I am skeptical of 'the only way' also. Based on what I saw (just watched the 7 seconds of vid starting at :50 as you suggested) it doesn't look that hard to do. When I first read about making wooden hinges in a woodworking magazine the author talked about how hard they were but I found just the opposite. My very first set looked good. I know I am rusty now but how much more rusty was I doing my first set? 

There's always more than one way to skin a wombat.

Reactions: Agree 2


----------



## kweinert (Mar 28, 2014)

Kevin said:


> There's always more than one way to skin a wombat.







This is probably more shaved than skinned, but here's one way.

Reactions: Funny 10


----------



## Mike1950 (Mar 28, 2014)

kweinert said:


> View attachment 46600
> 
> This is probably more shaved than skinned, but here's one way.




Nasty looking little sucker- kinda reminds me of my BIL..........

If you google wooden hinges there sure is quite a variety. His is the only way??? probably not. Nice hinge though.

Reactions: Funny 2


----------



## barry richardson (Mar 28, 2014)

Yea, very nice hinge idea, I would like to see a tut on that, some one figure it out and post it

Reactions: Agree 1


----------



## kweinert (Mar 28, 2014)

Take a look over at Lumberjocks: http://lumberjocks.com/stefang/blog/13300 - He didnt finish the tutorial but how he made the actual hinge is there.
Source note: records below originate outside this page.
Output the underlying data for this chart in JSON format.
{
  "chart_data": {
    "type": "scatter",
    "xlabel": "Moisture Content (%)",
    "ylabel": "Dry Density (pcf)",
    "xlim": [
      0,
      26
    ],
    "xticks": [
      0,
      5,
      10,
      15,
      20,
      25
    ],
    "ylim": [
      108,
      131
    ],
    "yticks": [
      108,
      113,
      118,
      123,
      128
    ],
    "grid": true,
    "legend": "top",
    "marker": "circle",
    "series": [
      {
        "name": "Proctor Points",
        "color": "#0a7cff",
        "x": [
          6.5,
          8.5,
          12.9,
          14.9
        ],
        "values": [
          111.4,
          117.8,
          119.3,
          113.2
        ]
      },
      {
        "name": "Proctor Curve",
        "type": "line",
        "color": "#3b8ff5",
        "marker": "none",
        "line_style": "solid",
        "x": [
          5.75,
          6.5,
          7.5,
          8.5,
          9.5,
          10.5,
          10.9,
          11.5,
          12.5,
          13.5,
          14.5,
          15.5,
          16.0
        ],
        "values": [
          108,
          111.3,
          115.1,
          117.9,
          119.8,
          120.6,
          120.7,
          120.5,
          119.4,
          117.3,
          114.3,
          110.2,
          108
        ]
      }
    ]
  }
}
From the one thing he said I'm guessing that he used a small box core router bit to create a groove in the back and lid for the hinge to fit in.


----------



## barry richardson (Mar 28, 2014)

Thanks Ken, the guy says Cosman wrote an article in FWW circa 1998 explaining the process. Wish I knew which issue, would save me some time. They have all the issues at work, all the way back to no. 1. Guess I will have to thumb through the 1998 issues and see if I can find it....


----------



## brown down (Apr 5, 2014)

I bought a woodriver hand plane a few months back and got all of these episodes for free. if you have access to a lathe you can drill the dowel out for the pin they just need to be on center. his If I remember right, attached to a drill!. they just need to be dead on center otherwise the dowel joints will be visible!
I learned so much just off that one month subscription! just not worth $400 a year


----------



## NYWoodturner (Apr 7, 2014)

I've got 1998 - 2010 on disk. Just searched it and didn't find anything by Rob Cosman on hinges.


----------



## barry richardson (Apr 7, 2014)

Thanks for checking it out Scott, I hadn't got to it yet, probably never would have

Reactions: Like 1


----------



## Kyzach (Sep 10, 2015)

I bought Rob's DVD and tool combo to make these. The tool is well built, but not essential. In the video, Rob shows how to make a jig for your drill press. I plan on going that route for hinges larger than .25" in diameter.


----------